Sultan İkinci Gıyaseddin Keyhüsrev, Mübarizüddin Armağan Şahı Amasya valiliğine tayin etti ve isyanı bastırmakla vazifelendirdi. Mübarizüddin Armağan Şah, Baba Resul'ü yakalatarak idam ettirdi. Karşı harekete geçen Baba İshak ve taraftarları ise, Mübarizüddin Armağan Şahı şehid ettiler. Baba Resul'ün ölmediğine, göklere çıkıp meleklerin yardımını getireceğine inanan Babailer, Konya'ya doğru yürüdüler. Sultan İkinci Gıyaseddin Keyhüsrev topladığı altmış bin kişilik orduyu Necmeddin Behramşah'ın idaresinde Babailer üzerine gönderdi. 1240 sonbaharında Kırşehir yakınlarındaki Malya Ovasında meydana gelen şiddetli savaşta Baba İshak ve taraftarları mağlub oldu. İsyancıların büyük bir kısmı kılıçtan geçirildi. Reisleri olan Baba İshak da bu savaşta öldürüldü.

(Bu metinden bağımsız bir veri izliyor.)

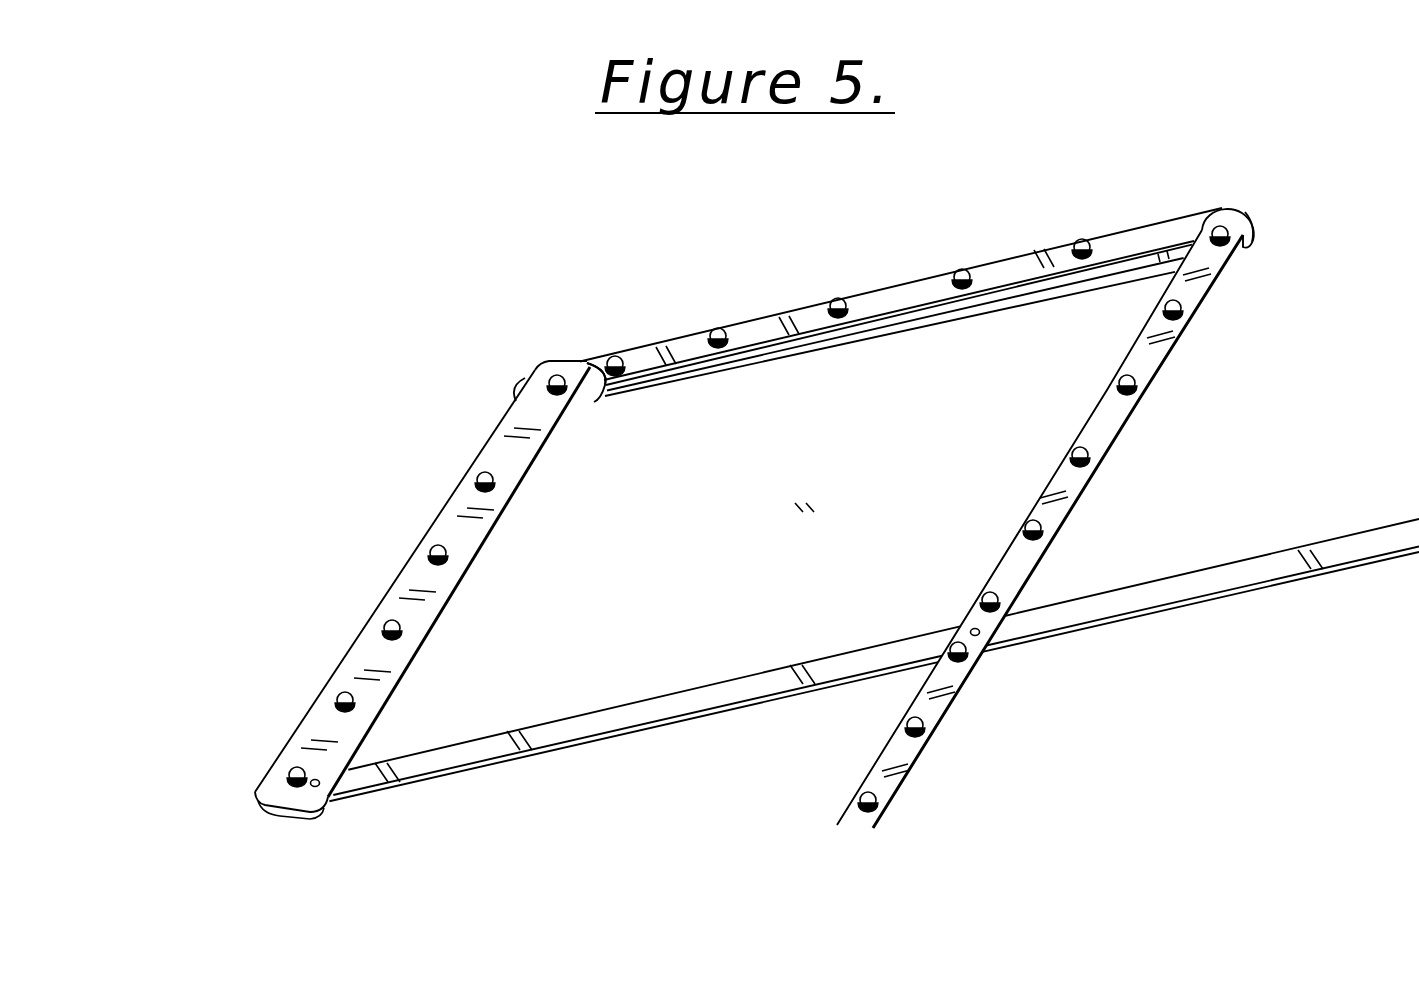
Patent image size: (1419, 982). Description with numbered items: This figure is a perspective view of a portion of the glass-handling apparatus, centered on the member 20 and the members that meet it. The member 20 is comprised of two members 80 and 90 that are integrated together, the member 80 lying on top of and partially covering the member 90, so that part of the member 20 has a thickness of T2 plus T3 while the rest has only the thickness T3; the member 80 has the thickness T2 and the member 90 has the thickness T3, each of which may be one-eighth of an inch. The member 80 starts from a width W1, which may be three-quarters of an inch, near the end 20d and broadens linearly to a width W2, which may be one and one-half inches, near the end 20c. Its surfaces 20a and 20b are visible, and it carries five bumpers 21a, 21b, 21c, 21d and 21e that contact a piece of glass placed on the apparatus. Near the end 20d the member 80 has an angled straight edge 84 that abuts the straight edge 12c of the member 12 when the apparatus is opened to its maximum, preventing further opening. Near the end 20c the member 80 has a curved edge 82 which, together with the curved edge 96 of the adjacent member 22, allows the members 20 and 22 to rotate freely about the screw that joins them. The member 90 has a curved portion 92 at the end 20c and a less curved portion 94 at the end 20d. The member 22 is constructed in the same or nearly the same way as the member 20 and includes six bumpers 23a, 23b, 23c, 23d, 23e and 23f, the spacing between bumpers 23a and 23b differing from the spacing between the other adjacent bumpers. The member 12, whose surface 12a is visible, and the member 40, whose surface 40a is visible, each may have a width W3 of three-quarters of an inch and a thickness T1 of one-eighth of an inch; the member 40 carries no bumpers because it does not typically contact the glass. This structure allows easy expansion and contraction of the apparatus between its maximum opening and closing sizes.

The member 12 is at (1105, 425).
The surface of member 12 12a is at (1148, 357).
The straight edge of member 12 12c is at (1217, 217).
The member 20 is at (890, 300).
The surface of member 20 20a is at (758, 335).
The surface of member 20 20b is at (1082, 265).
The end of member 20 20c is at (570, 403).
The end of member 20 20d is at (1254, 235).
The bumper 21a is at (1083, 243).
The bumper 21b is at (962, 273).
The bumper 21c is at (838, 302).
The bumper 21d is at (718, 332).
The bumper 21e is at (615, 360).
The member 22 is at (460, 532).
The bumper 23a is at (557, 380).
The bumper 23b is at (485, 477).
The bumper 23c is at (438, 549).
The bumper 23d is at (390, 625).
The bumper 23e is at (343, 697).
The bumper 23f is at (295, 773).
The member 40 is at (556, 735).
The surface of member 40 40a is at (752, 690).
The member 80 is at (1005, 272).
The curved edge 82 is at (598, 402).
The straight edge 84 is at (1225, 218).
The member 90 is at (960, 320).
The curved portion 92 is at (512, 393).
The less curved portion 94 is at (1256, 249).
The curved edge 96 is at (562, 360).
The thickness T1 is at (838, 717).
The thickness T2 is at (807, 372).
The thickness T3 is at (932, 268).
The width W1 is at (1186, 213).
The width W2 is at (575, 341).
The width W3 is at (1072, 568).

Selçuklu Devletini şiddetli bir şekilde sarsan babailik İsyanının bastırılmasıyla büyük bir fitne önlenmiş oldu. Daha sonraki zamanlarda bilhassa Türkmenler arasında Babailiğe ait inançların izleri görülmüşse de yerleşik hayata geçilmesi ve İslam dininin sağlam kaynaklardan öğrenilmesi neticesinde, bu tesir tamamen kaybolmuştur.
Anadolu Türk tarihi boyunca en geniş ve en büyük ayaklanmalardan biri olan Babai İsyanı, Anadolu Selçuklu Devleti tarihinde bir dönüm noktası teşkil eder. Bu isyan sebebiyle devletin siyasi, iktisadi ve ictimai nizamı sarsıldı. O zamana kadar Anadolu Selçuklu Devletine karşı harekete geçemeyen Moğollar, 1243'te bu zayıf durumdan istifade ederek Anadolu'ya saldırdılar ve Anadolu'yu tamamen yağmaladılar.